Wie aus dem Nichts durchfuhr mich ein eiskalter Schauer und breite eine Gänsehaut über meinen ganzen Körper aus.
Fröstelnd zog ich die Ärmel meines Pullis weiter nach unten, um auch meine Hände vor der plötzlichen Kälte zu schützen und zog meinen Koffer in Richtung der riesigen Eingangstür.
Ein unheimliches Knartschen ertönte, als ich mich mit meiner Schulter gegen die schwere Tür lehnte und sie öffnete.
Der Einblick, der sich mir hier drinnen bot, war ein krasser Gegensatz zu der Fassade dieses Gebäudes.
Der Boden bestand aus hellem Mamor, während sich an den weißen, hohen Wänden unzählige alte Gemälde wiederfande. Eine edle, dunkle Holztreppe führte in einem geschwungenen Bogen in die obere Etage.
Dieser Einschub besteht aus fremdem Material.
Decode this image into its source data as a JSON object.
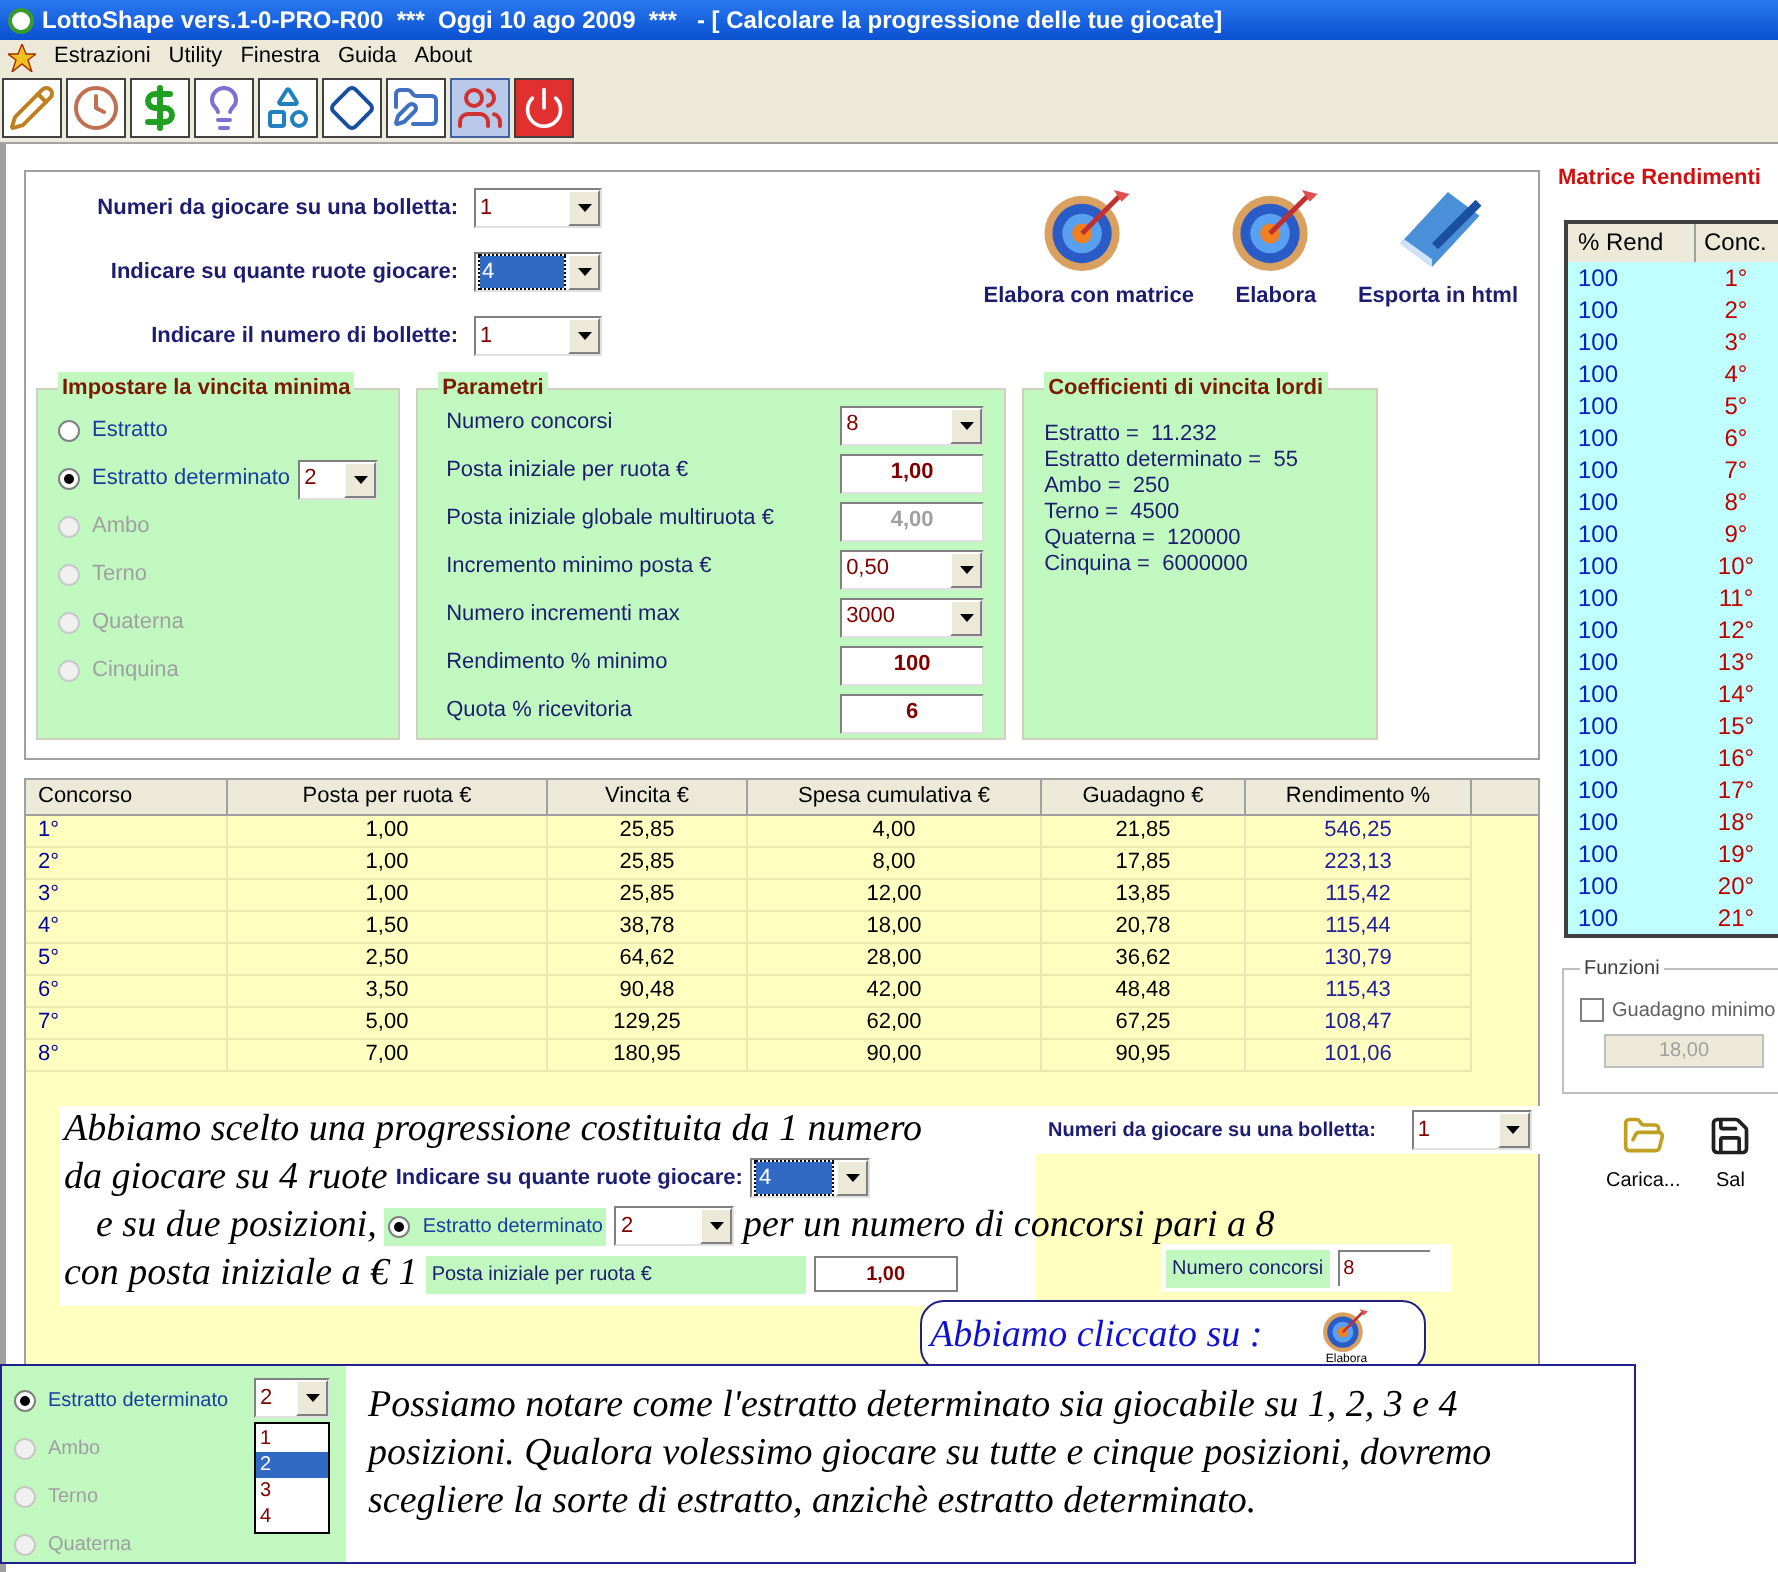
{
  "window": {
    "title": "LottoShape vers.1-0-PRO-R00  ***  Oggi 10 ago 2009  ***   - [ Calcolare la progressione delle tue giocate]"
  },
  "menu": [
    "Estrazioni",
    "Utility",
    "Finestra",
    "Guida",
    "About"
  ],
  "toolbar": [
    {
      "selected": false
    },
    {
      "selected": false
    },
    {
      "selected": false
    },
    {
      "selected": false
    },
    {
      "selected": false
    },
    {
      "selected": false
    },
    {
      "selected": false
    },
    {
      "selected": true
    },
    {
      "selected": false
    }
  ],
  "top_fields": [
    {
      "label": "Numeri da giocare su una bolletta:",
      "value": "1",
      "focused": false
    },
    {
      "label": "Indicare su quante ruote giocare:",
      "value": "4",
      "focused": true
    },
    {
      "label": "Indicare il numero di bollette:",
      "value": "1",
      "focused": false
    }
  ],
  "actions": [
    {
      "label": "Elabora con matrice",
      "kind": "target"
    },
    {
      "label": "Elabora",
      "kind": "target"
    },
    {
      "label": "Esporta in html",
      "kind": "book"
    }
  ],
  "vincita_minima": {
    "title": "Impostare la vincita minima",
    "options": [
      {
        "label": "Estratto",
        "selected": false,
        "disabled": false
      },
      {
        "label": "Estratto determinato",
        "selected": true,
        "disabled": false,
        "combo": "2"
      },
      {
        "label": "Ambo",
        "selected": false,
        "disabled": true
      },
      {
        "label": "Terno",
        "selected": false,
        "disabled": true
      },
      {
        "label": "Quaterna",
        "selected": false,
        "disabled": true
      },
      {
        "label": "Cinquina",
        "selected": false,
        "disabled": true
      }
    ]
  },
  "parametri": {
    "title": "Parametri",
    "rows": [
      {
        "label": "Numero concorsi",
        "kind": "combo",
        "value": "8"
      },
      {
        "label": "Posta iniziale per ruota €",
        "kind": "field",
        "value": "1,00",
        "disabled": false
      },
      {
        "label": "Posta iniziale globale multiruota €",
        "kind": "field",
        "value": "4,00",
        "disabled": true
      },
      {
        "label": "Incremento minimo posta €",
        "kind": "combo",
        "value": "0,50"
      },
      {
        "label": "Numero incrementi max",
        "kind": "combo",
        "value": "3000"
      },
      {
        "label": "Rendimento % minimo",
        "kind": "field",
        "value": "100",
        "disabled": false
      },
      {
        "label": "Quota % ricevitoria",
        "kind": "field",
        "value": "6",
        "disabled": false
      }
    ]
  },
  "coefficienti": {
    "title": "Coefficienti di vincita lordi",
    "lines": [
      "Estratto =  11.232",
      "Estratto determinato =  55",
      "Ambo =  250",
      "Terno =  4500",
      "Quaterna =  120000",
      "Cinquina =  6000000"
    ]
  },
  "table": {
    "columns": [
      "Concorso",
      "Posta  per ruota €",
      "Vincita €",
      "Spesa cumulativa €",
      "Guadagno €",
      "Rendimento %"
    ],
    "rows": [
      [
        "1°",
        "1,00",
        "25,85",
        "4,00",
        "21,85",
        "546,25"
      ],
      [
        "2°",
        "1,00",
        "25,85",
        "8,00",
        "17,85",
        "223,13"
      ],
      [
        "3°",
        "1,00",
        "25,85",
        "12,00",
        "13,85",
        "115,42"
      ],
      [
        "4°",
        "1,50",
        "38,78",
        "18,00",
        "20,78",
        "115,44"
      ],
      [
        "5°",
        "2,50",
        "64,62",
        "28,00",
        "36,62",
        "130,79"
      ],
      [
        "6°",
        "3,50",
        "90,48",
        "42,00",
        "48,48",
        "115,43"
      ],
      [
        "7°",
        "5,00",
        "129,25",
        "62,00",
        "67,25",
        "108,47"
      ],
      [
        "8°",
        "7,00",
        "180,95",
        "90,00",
        "90,95",
        "101,06"
      ]
    ]
  },
  "matrice": {
    "title": "Matrice Rendimenti",
    "columns": [
      "% Rend",
      "Conc."
    ],
    "rows": [
      [
        "100",
        "1°"
      ],
      [
        "100",
        "2°"
      ],
      [
        "100",
        "3°"
      ],
      [
        "100",
        "4°"
      ],
      [
        "100",
        "5°"
      ],
      [
        "100",
        "6°"
      ],
      [
        "100",
        "7°"
      ],
      [
        "100",
        "8°"
      ],
      [
        "100",
        "9°"
      ],
      [
        "100",
        "10°"
      ],
      [
        "100",
        "11°"
      ],
      [
        "100",
        "12°"
      ],
      [
        "100",
        "13°"
      ],
      [
        "100",
        "14°"
      ],
      [
        "100",
        "15°"
      ],
      [
        "100",
        "16°"
      ],
      [
        "100",
        "17°"
      ],
      [
        "100",
        "18°"
      ],
      [
        "100",
        "19°"
      ],
      [
        "100",
        "20°"
      ],
      [
        "100",
        "21°"
      ]
    ]
  },
  "funzioni": {
    "title": "Funzioni",
    "checkbox": {
      "label": "Guadagno minimo",
      "checked": false
    },
    "value": "18,00"
  },
  "file_buttons": [
    {
      "label": "Carica...",
      "kind": "folder"
    },
    {
      "label": "Sal",
      "kind": "disk"
    }
  ],
  "note_1": {
    "lines": [
      [
        {
          "kind": "text",
          "text": "Abbiamo scelto una progressione costituita da 1 numero"
        }
      ],
      [
        {
          "kind": "text",
          "text": "da giocare su 4 ruote"
        },
        {
          "kind": "label",
          "text": "Indicare su quante ruote giocare:"
        },
        {
          "kind": "combo",
          "value": "4",
          "focused": true
        }
      ],
      [
        {
          "kind": "text",
          "text": "e su due posizioni,"
        },
        {
          "kind": "radio",
          "text": "Estratto determinato",
          "selected": true
        },
        {
          "kind": "combo",
          "value": "2",
          "focused": false
        },
        {
          "kind": "text",
          "text": "per un numero di concorsi pari a 8"
        }
      ],
      [
        {
          "kind": "text",
          "text": "con posta iniziale a € 1"
        },
        {
          "kind": "greenlabel",
          "text": "Posta iniziale per ruota €"
        },
        {
          "kind": "field",
          "value": "1,00"
        }
      ]
    ],
    "snippet_top": {
      "label": "Numeri da giocare su una bolletta:",
      "value": "1"
    },
    "snippet_bottom": {
      "label": "Numero concorsi",
      "value": "8"
    }
  },
  "note_2": {
    "text": "Abbiamo cliccato su :",
    "button": "Elabora"
  },
  "note_3": {
    "options": [
      {
        "label": "Estratto determinato",
        "selected": true,
        "disabled": false
      },
      {
        "label": "Ambo",
        "selected": false,
        "disabled": true
      },
      {
        "label": "Terno",
        "selected": false,
        "disabled": true
      },
      {
        "label": "Quaterna",
        "selected": false,
        "disabled": true
      }
    ],
    "combo": "2",
    "dropdown": [
      {
        "label": "1",
        "selected": false
      },
      {
        "label": "2",
        "selected": true
      },
      {
        "label": "3",
        "selected": false
      },
      {
        "label": "4",
        "selected": false
      }
    ],
    "text": "Possiamo notare come l'estratto determinato sia giocabile su 1, 2, 3 e 4 posizioni. Qualora volessimo giocare su tutte e cinque posizioni, dovremo scegliere la sorte di estratto, anzichè estratto determinato."
  }
}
Auf dem größten aller Gemälden, das im Zentrum zweier Fenster hing und somit perfekt angestrahlt wurde, konnte man zwei schneeweiße, prächtige Flügel erkennen, die zu einem Mädchen mit dunkeln Haaren gehörten. Man konnte ihr Gesicht nicht sehen, aber dafür hielt sie eine einzelne, strahlend goldene Feder in ihrer Hand.
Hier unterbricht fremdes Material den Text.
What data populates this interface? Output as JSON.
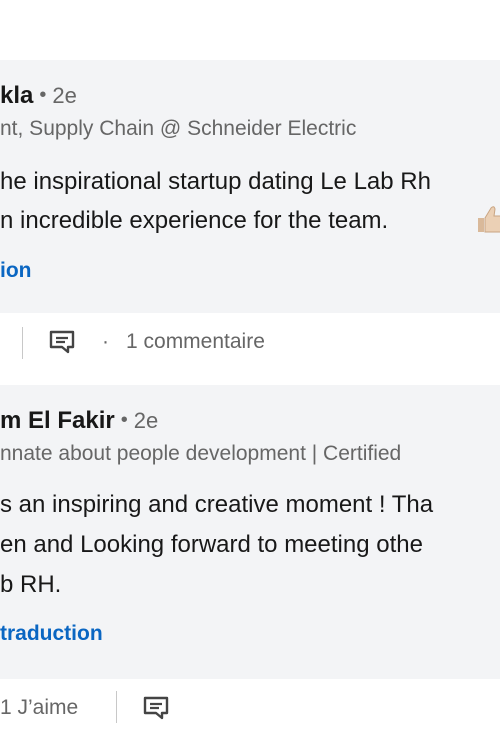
{
  "comments": [
    {
      "author": "kla",
      "degree": "2e",
      "headline": "nt, Supply Chain @ Schneider Electric",
      "body_lines": [
        "he inspirational startup dating Le Lab Rh",
        "n incredible experience for the team."
      ],
      "translate_link": "ion",
      "reply_count_label": "1 commentaire"
    },
    {
      "author": "m El Fakir",
      "degree": "2e",
      "headline": "nnate about people development | Certified",
      "body_lines": [
        "s an inspiring and creative moment ! Tha",
        "en and Looking forward to meeting othe",
        "b RH."
      ],
      "translate_link": "traduction",
      "like_label": "1 J’aime"
    }
  ],
  "separator_dot": "·",
  "colors": {
    "card_bg": "#f3f4f6",
    "link": "#0a66c2",
    "muted": "#666666"
  },
  "icons": {
    "comment": "comment-bubble-icon",
    "emoji": "thumbs-up-emoji-icon"
  }
}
"Hallo. Du musst Skyla sein.", ertönte plötzlich wie aus dem Nichts eine freundliche Stimme und als ich mich umdrehte, sah ich eine Frau auf mich zukommen.
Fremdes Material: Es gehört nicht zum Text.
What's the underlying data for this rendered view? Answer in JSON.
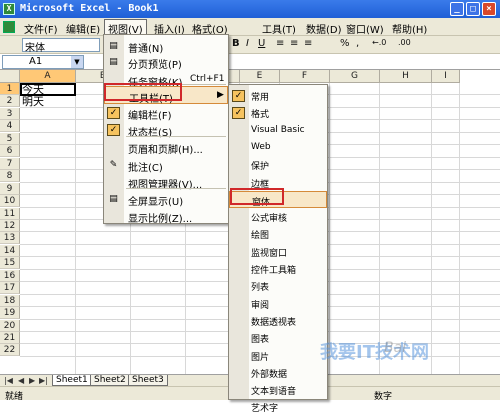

Sie hatte weiße, schulterlange Haare und trug eine schwarze Hose, kombinierte mit einer ebenfalls schwarzen Bluse. Für ihr Alter hatte sie eine erstaunliche Figur. Groß, schlank und einen aufrechten Gang.
Trotz ihrer eiskalten, blauen Augen, die mit leichten Fältchen umgeben waren, machte sie einen herzlichen Eindruck, als sich ein Lächeln auf ihre Lippen legte.
"Ich bin Miss Nivira, aber du kannst mich auch Civil nennen. Falls du Fragen hast oder Hilfe brauchst, kannst du jederzeit zu mir kommen. Ich unterrichte hier nicht, sondern bin für organisatorische Dinge und zur Betreuung der Schüler eingesetzt worden. Mein Büro ist gleich da vorne."
Sofort wurde wurde mir warm ums Herz.
Vielleicht war es hier doch nicht so schlimm, wie ich gedacht hatte.
"Mein Name ist Skyla Rose.", wiederholte ich nochmal aus Höflichkeit und rang mir ein kleines Lächeln ab. "Und vielen Dank für ihr Angebot."
"Es ist mir eine Freude dich kennenzulernen Skyla. Deine Eltern haben mich bereits informiert. Ich würde vorschlagen, dass wir alles formelle morgen früh klären und du vorerst in dein Zimmer gehst und dich ausruhst. Die Fahrt war bestimmt sehr anstrengend. Dein Zimmer findest du unter der Nummer B7 im zweiten Geschoss. Ich wünsche dir eine gute Nacht.", sagte sie und wandte sich mit einem freundlichen Nicken von mir ab.
Noch immer etwas überrumpelt sah ich ihr hinterher, wie sie mit schnellen Schritten um die Ecke verschwand und die Halle wieder in vollkommener Stillen lag.
Und wo war jetzt genau dieser Flur mit Raum Nummer B7?